In practice, this meant that immigration from these regions was severely curtailed. The quotas for Italy, for example, went from nearly 42,000 per year under the Emergency Quota Act to around 5,000 per year under the Johnson-Reed Act. Similarly, the quotas for Poland, Greece, and other countries with large immigrant populations were reduced to almost nothing.

Immigration and Eugenics

The Immigration Act of 1924 was not solely a response to concerns about the negative impact of immigration on American society. It was also shaped by the rise of eugenics, a movement that sought to improve the genetic quality of the human race by controlling who was allowed to reproduce. This movement was particularly concerned with limiting the numbers of individuals who were seen as unfit or undesirable, including those with physical or mental disabilities, as well as people of color and immigrants from certain regions.

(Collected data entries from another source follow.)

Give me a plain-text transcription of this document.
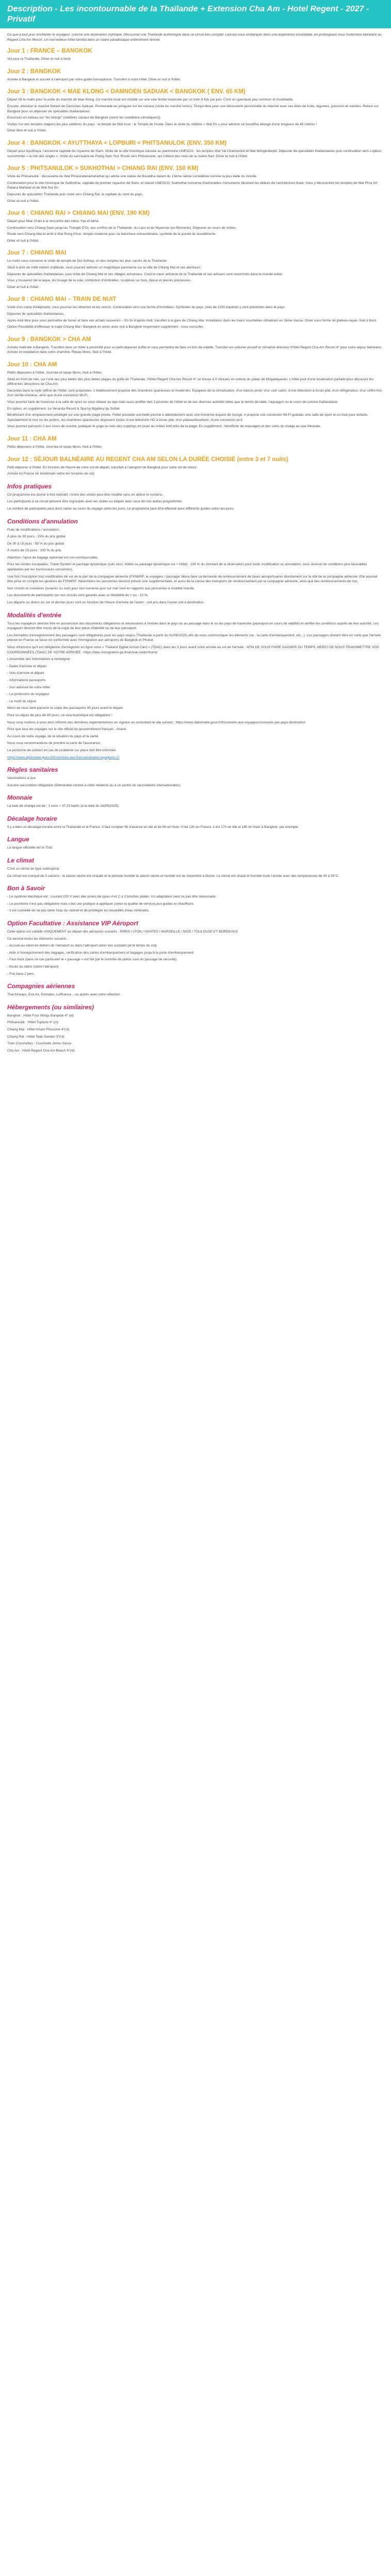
Description - Les incontournable de la Thaïlande + Extension Cha Am - Hotel Regent - 2027 - Privatif

Ce que a tout pour enchanter le voyageur, comme une destination mythique. Découvrez une Thaïlande authentique dans ce circuit très complet. Laissez-vous embarquer dans une expérience inoubliable, en prolongeant vous l'extension balnéaire au Regent Cha Am Resort. Un merveilleux hôtel familial dans un cadre paradisiaque entièrement rénové.

Jour 1 : FRANCE – BANGKOK

Vol pour la Thaïlande. Dîner et nuit à bord.

Jour 2 : BANGKOK

Arrivée à Bangkok et accueil à l'aéroport par votre guide francophone. Transfert à votre hôtel. Dîner et nuit à l'hôtel.

Jour 3 : BANGKOK < MAE KLONG < DAMNOEN SADUAK < BANGKOK ( ENV. 65 KM)

Départ tôt le matin pour la visite du marché de Mae Klong. Ce marché local est installé sur une voie ferrée traversée par un train 8 fois par jour. C'est un spectacle peu commun et inoubliable.

Ensuite, direction le marché flottant de Damnoen Saduak. Promenade en pirogues sur les canaux (visite du marché inclus). Temps libre pour une découverte personnelle du marché avec ses étals de fruits, légumes, poissons et viandes. Retour sur Bangkok pour un déjeuner de spécialités thaïlandaises.

Excursion en bateau sur "les klongs" (célèbres canaux de Bangkok (selon les conditions climatiques)).

Visites l'un des temples majeurs les plus célèbres du pays : le temple de Wat Arun ; le Temple de l'Aube. Dans la visite du célèbre « Wat Po » pour admirer ce bouddha allongé d'une longueur de 46 mètres !

Dîner libre et nuit à l'hôtel.

Jour 4 : BANGKOK < AYUTTHAYA < LOPBURI < PHITSANULOK (ENV. 350 KM)

Départ pour Ayutthaya, l'ancienne capitale du royaume de Siam. Visite de la ville historique classée au patrimoine UNESCO : les temples Wat Yai Chaimonkol et Wat Mongkolbopit. Déjeuner de spécialités thaïlandaises puis continuation vers Lopburi, surnommée « la cité des singes ». Visite du sanctuaire de Prang Sam Yod. Route vers Phitsanulok, qui s'étend des rives de la rivière Nan. Dîner et nuit à l'hôtel.

Jour 5 : PHITSANULOK > SUKHOTHAI > CHIANG RAI (ENV. 150 KM)

Visite de Phitsanulok : découverte du Wat Phrasiratanamahathat qui abrite une statue de Bouddha datant du 13ème siècle considérée comme la plus belle du monde.

Continuation pour le site historique de Sukhothai, capitale du premier royaume de Siam, et classé UNESCO. Sukhothai conserve d'admirables monuments illustrant les débuts de l'architecture thaïe. Vous y découvrirez les temples de Wat Phra Sri Ratana Mahatat et de Wat Sra Sri.

Déjeuner de spécialités Thaïlande puis route vers Chiang Rai, la capitale du nord du pays.

Dîner et nuit à l'hôtel.

Jour 6 : CHIANG RAI > CHIANG MAI (ENV. 190 KM)

Départ pour Mae Chan à la rencontre des tribus Yao et Akha.

Continuation vers Chiang Saen jusqu'au Triangle D'Or, aux confins de la Thaïlande, du Laos et du Myanmar (ex-Birmanie). Déjeuner en cours de visites.

Route vers Chiang Mai et arrêt à Wat Rong Khun, temple moderne pour sa blancheur extraordinaire, symbole de la pureté du bouddhisme.

Dîner et nuit à l'hôtel.

Jour 7 : CHIANG MAI

Le matin vous conserve le visite de temple de Doi Suthep, un des temples les plus sacrés de la Thaïlande.

Situé à prés de mille mètres d'altitude, vous pourrez admirer un magnifique panorama sur la ville de Chiang Mai et ses alentours.

Déjeuner de spécialités thaïlandaises, puis visite de Chiang Mai et ses villages artisanaux. C'est le cœur artisanal de la Thaïlande et ses artisans sont renommés dans le monde entier.

Vous y trouverez de la laque, du tissage de la soie, confection d'ombrelles, sculpture sur bois, bijoux et pierres précieuses.

Dîner et nuit à l'hôtel.

Jour 8 : CHIANG MAI – TRAIN DE NUIT

Visite d'un camp d'éléphants, vous pourrez les observer et les nourrir. Continuation vers une ferme d'orchidées. Symboles du pays, près de 1100 espèces y sont présentes dans le pays.

Déjeuner de spécialités thaïlandaises.

Après-midi libre pour vous permettre de fumer et faire vos achats souvenirs – En fin d'après-midi, transfert à la gare de Chiang Mai. Installation dans les trains couchettes climatisés en 2ème classe. Dîner sous forme de plateau-repas. Nuit à bord.

Option Possibilité d'effectuer le trajet Chiang Mai / Bangkok en avion avec nuit à Bangkok moyennant supplément : nous consulter.

Jour 9 : BANGKOK > CHA AM

Arrivée matinale à Bangkok. Transfert dans un hôtel à proximité pour un petit déjeuner buffet et vous permettre de faire un brin de toilette. Transfert en voiturier privatif et climatisé direction l'Hôtel Regent Cha Am Resort 4* pour notre séjour balnéaire. Arrivée et installation dans votre chambre. Repas libres. Nuit à l'hôtel.

Jour 10 : CHA AM

Petits déjeuners à l'hôtel. Journée et repas libres. Nuit à l'hôtel.

Situé en front de mer, sur l'une des plus belles des plus belles plages du golfe de Thaïlande, l'Hôtel Regent Cha Am Resort 4* se trouve à 5 minutes en voiture du palais de Mrigadayavan. L'hôtel jouit d'une localisation parfaite pour découvrir les différentes attractions de Cha-Am.

Décorées dans le style raffiné de l'hôtel, sont proposées. L'établissement propose des chambres spacieuses et modernes. Équipées de la climatisation, d'un balcon privé, d'un coin salon, d'une télévision à écran plat, d'un réfrigérateur, d'un coffre-fort, d'un sèche-cheveux, ainsi que d'une connexion Wi-Fi.

Vous pourrez faire de l'exercice à la salle de sport ou vous relaxer au spa mais aussi profiter des 2 piscines de l'hôtel et de ses diverses activités telles que le tennis de table, l'aquagym ou le cours de cuisine thaïlandaise.

En option, en supplément. Le Veranda Resort & Spa by Mgallery by Sofitel

Bénéficiant d'un emplacement privilégié sur une grande plage privée, l'hôtel possède une belle piscine à débordement avec une immense espace de lounge. Il propose une connexion Wi-Fi gratuite, une salle de sport et un club pour enfants. Spécialement le mur ou les jardins, les chambres spacieuses disposent toutes d'une télévision HD à écran plat, d'un plateau/bouilloire, d'une connexion wi-fi.

Vous pourrez parcourir 2 aux cours de cuisine, pratiquer le yoga ou vers des cuppings en jouer au critéer bref près de la plage. En supplément : bénéficier de massages et des soins du visage au spa Veranda.

Jour 11 : CHA AM

Petits déjeuners à l'hôtel. Journée et repas libres. Nuit à l'hôtel.

Jour 12 : SÉJOUR BALNÉAIRE AU REGENT CHA AM SELON LA DURÉE CHOISIE (entre 3 et 7 nuits)

Petit déjeuner à l'hôtel. En fonction de l'heure de votre vol de départ, transfert à l'aéroport de Bangkok pour votre vol de retour.

Arrivée en France (le lendemain selon les horaires de vol)

Infos pratiques

Ce programme est donné à titre indicatif, l'ordre des visites peut être modifié sans en altérer le contenu.

Les participants à ce circuit peuvent être regroupés avec les visites ou étapes avec ceux de nos autres programmes.

Le nombre de participants peut donc varier au cours du voyage selon les jours. Le programme peut être effectué avec différents guides selon les jours.

Conditions d'annulation

Frais de modifications / annulation :

À plus de 30 jours : 15% du prix global

De 30 à 15 jours : 85 % du prix global

À moins de 15 jours : 100 % du prix.

Attention, l'ajout de bagage optionnel est non-remboursable.

Pour les ventes escapades, Travel System et package dynamique (vols secs, hôtels ou package dynamique vol + hôtel) : 100 % du montant de la réservation pour toute modification ou annulation, sous réserve de conditions plus favorables appliquées par les fournisseurs concernés).

Une fois l'inscription tout modification de vol de la part de la compagnie aérienne (FXNMXF, le voyageur / passager devra faire sa demande de remboursement de taxes aéroportuaires directement sur le site de la compagnie aérienne. Elle pourrait être prise en compte les gestions de FXNMXF. Néanmoins les personnes devront prévoir une supplémentaire, et aussi de la caisse des transports de remboursement par la compagnie aérienne, ainsi que des remboursements de nos.

Nos circuits et croisières (lunaires ou non) pour ces numéros puis sur mer sont en rapports aux personnes à mobilité réduite.

Les documents de participants sur nos circuits sont garantis avec un flexibilité de + ou - 10 %.

Les départs ou divers du 1er et dernier jours sont en fonction de l'heure d'arrivée de l'avion : soit pris dans l'avion soit à destination.

Modalités d'entrée

Tous les voyageurs devront être en possession des documents obligatoires et nécessaires à l'entrée dans le pays ou au passage dans le ou les pays de traversée (passeport en cours de validité) et vérifier les conditions auprès de leur autorité. Les voyageurs devront être munis de la copie de leur pièce d'identité ou de leur passeport.

Les formalités d'enregistrement des passagers sont obligatoires pour les pays requis (Thaïlande à partir du 01/05/2025) afin de nous communiquer les éléments (ex : la carte d'embarquement, etc...). Les passagers doivent faire en sorte que l'arrivée prévue en France se fasse en conformité avec l'immigration aux aéroports de Bangkok et Phuket.

Nous informons qu'il est obligatoire d'enregistrer en ligne votre « Thailand Digital Arrival Card » (TDAC) dans les 3 jours avant votre arrivée au vol de l'arrivée : AFIN DE VOUS FAIRE GAGNER DU TEMPS, MERCI DE NOUS TRANSMETTRE VOS COORDONNÉES (TDAC) DE VOTRE ARRIVÉE : https://tdac.immigration.go.th/arrival-card/#/home

L'ensemble des informations à renseigner :

- Dates d'arrivée et départ

- Vols d'arrivée et départ

- Informations passeports

- Son adresse de votre hôtel

- La profession du voyageur

- Le motif du séjour

Merci de nous faire parvenir la copie des passeports 45 jours avant le départ.

Pour un séjour de plus de 60 jours, un visa touristique est obligatoire !

Nous vous invitons à vous tenir informé des dernières réglementations en vigueur en consultant le site suivant : https://www.diplomatie.gouv.fr/fr/conseils-aux-voyageurs/conseils-par-pays-destination

Pour que tous les voyages sur le site officiel du gouvernement français : Ariane

Au cours de votre voyage, de la situation du pays et la santé.

Nous vous recommandons de prendre la carte de l'assurance.

La personne de contact en cas de problème sur place doit être informée.

https://www.diplomatie.gouv.fr/fr/services-aux-francais/ariane-voyageurs-1/

Règles sanitaires

Vaccinations à jour.

Aucune vaccination obligatoire (Demandez conseil à votre médecin ou à un centre de vaccinations internationales).

Monnaie

La baie de change est de : 1 euro = 37,23 bahts (à la date du 16/05/2025)

Décalage horaire

Il y a bien un décalage horaire entre la Thaïlande et la France. Il faut compter 5h d'avance en été et de 6h en hiver. Il fait 12h en France, il est 17h en été et 18h en hiver à Bangkok, par exemple.

Langue

La langue officielle est le Thaï.

Le climat

C'est un climat de type subtropical.

Ce climat est marqué de 3 saisons : la saison sèche est chaude et la période humide la saison sèche et humide est de novembre à février. Le climat est chaud et humide toute l'année avec des températures de 30 à 35°C.

Bon à Savoir

- Le système électrique est : courant 220 V avec des prises de types A et C à 2 broches plates. Un adaptateur peut ne pas être nécessaire.

- Le pourboire n'est pas obligatoire mais c'est une pratique à appliquer (selon la qualité de service) aux guides et chauffeurs.

- Il est conseillé de ne pas boire l'eau du robinet et de privilégier les bouteilles d'eau minérales.

Option Facultative : Assistance VIP Aéroport

Cette option est valable UNIQUEMENT au départ des aéroports suivants : PARIS / LYON / NANTES / MARSEILLE / NICE / TOULOUSE ET BORDEAUX

Ce service inclus les éléments suivants :

- Accueil au client en dehors de l'aéroport ou dans l'aéroport selon vos souhaits (et le temps du vol).

- Aide à l'enregistrement des bagages, vérification des cartes d'embarquement et bagages jusqu'à la porte d'embarquement.

- Fast track (dans ce cas particulier le « passage » est fait par le contrôle de police suivi du passage de sécurité).

- Accès au salon (selon l'aéroport)

- Prix base 2 pers.

Compagnies aériennes

Thai Airways, Eva Air, Emirates, Lufthansa ...ou autres avec votre sélection

Hébergements (ou similaires)

Bangkok : Hôtel Four Wings Bangkok 4* (nl)

Phitsanulok : Hôtel Topland 4* (nl)

Chiang Mai : Hôtel Kham Phucome 4*(nl)

Chiang Rai : Hôtel Teak Garden 3*(nl)

Train Couchettes : Couchette 2ème classe

Cha Am : Hôtel Regent Cha Am Beach 4*(nl)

The eugenics movement had a significant influence on American immigration policy in the early 20th century. Many of the arguments used to support restrictive immigration policies, such as concerns about the biologically inferior nature of immigrants from Eastern and Southern Europe, were rooted in eugenic ideology.

Following the Quota Act of 1921 that established a system of national origin statistics, the legislature followed up with the immigration law of 1924, also referred to as the Johnson-Reed Act. This was the first permanent immigration law that instituted and created much of the national origin system, as well as shaped immigration policy, until the legislature opened up the process in the 1960’s; it also defined many important terms for United States immigration, among them were the inherent different between an immigrant and non-immigrant.

The first important nuance in the Immigration Act of 1924 was the establishment of a future immigration policy. It called for a two-tiered system that would limit immigration drastically in the short-term. Whereas the original quota system specified that they would utilize during the 1910 census, the 1924 immigration law stretched further back to 1890 continuing to utilize national origin; it also changed the previous three percent allowance to two percent, which effectively limited immigration to just over one-hundred and fifty thousand individuals.

This first portion was to be in effect until 1927 when the second part of the legislation would kick-in and change the quotas from based on the 1890 census to the amount of foreign-born citizens in the country in 1920. The second portion would not only be based on a national origin system, but would also be pushed back and eventually come into effect in 1929.

Also important, was the newly-established legal definition of an immigrant versus a non-immigrant. It stated that anyone not entering the country as an immigrant would be effectually a non-immigrant. The non-immigrant classification would be further broken-down into classes of acceptable entry. It also called for the consular control system that stated that no non-immigrant would be granted access to the nation without a proper visa.

Many scholars point to underlying philosophies of the time that likely caused such a piece of legislation. The belief of Eugenics appears in several scholarly viewpoints on the Immigration Act of 1924. Assuming that Caucasians, essentially of North and West European descent, were preferred immigrants; the national origin quotas attempted to maintain the racial make-up of the country. Eugenics placed a maxim on this ethnic-based policy and established clear-cut racist tendencies on the institution of American immigration.

This racially-tinged policy would remain at the forefront of legislation until the middle of the 1960’s. This national origin system could have feasibly worked if it was based more on neutral numbers such as the amount of applicants, but as treated, it presented a complex history of racism and inherent prejudice.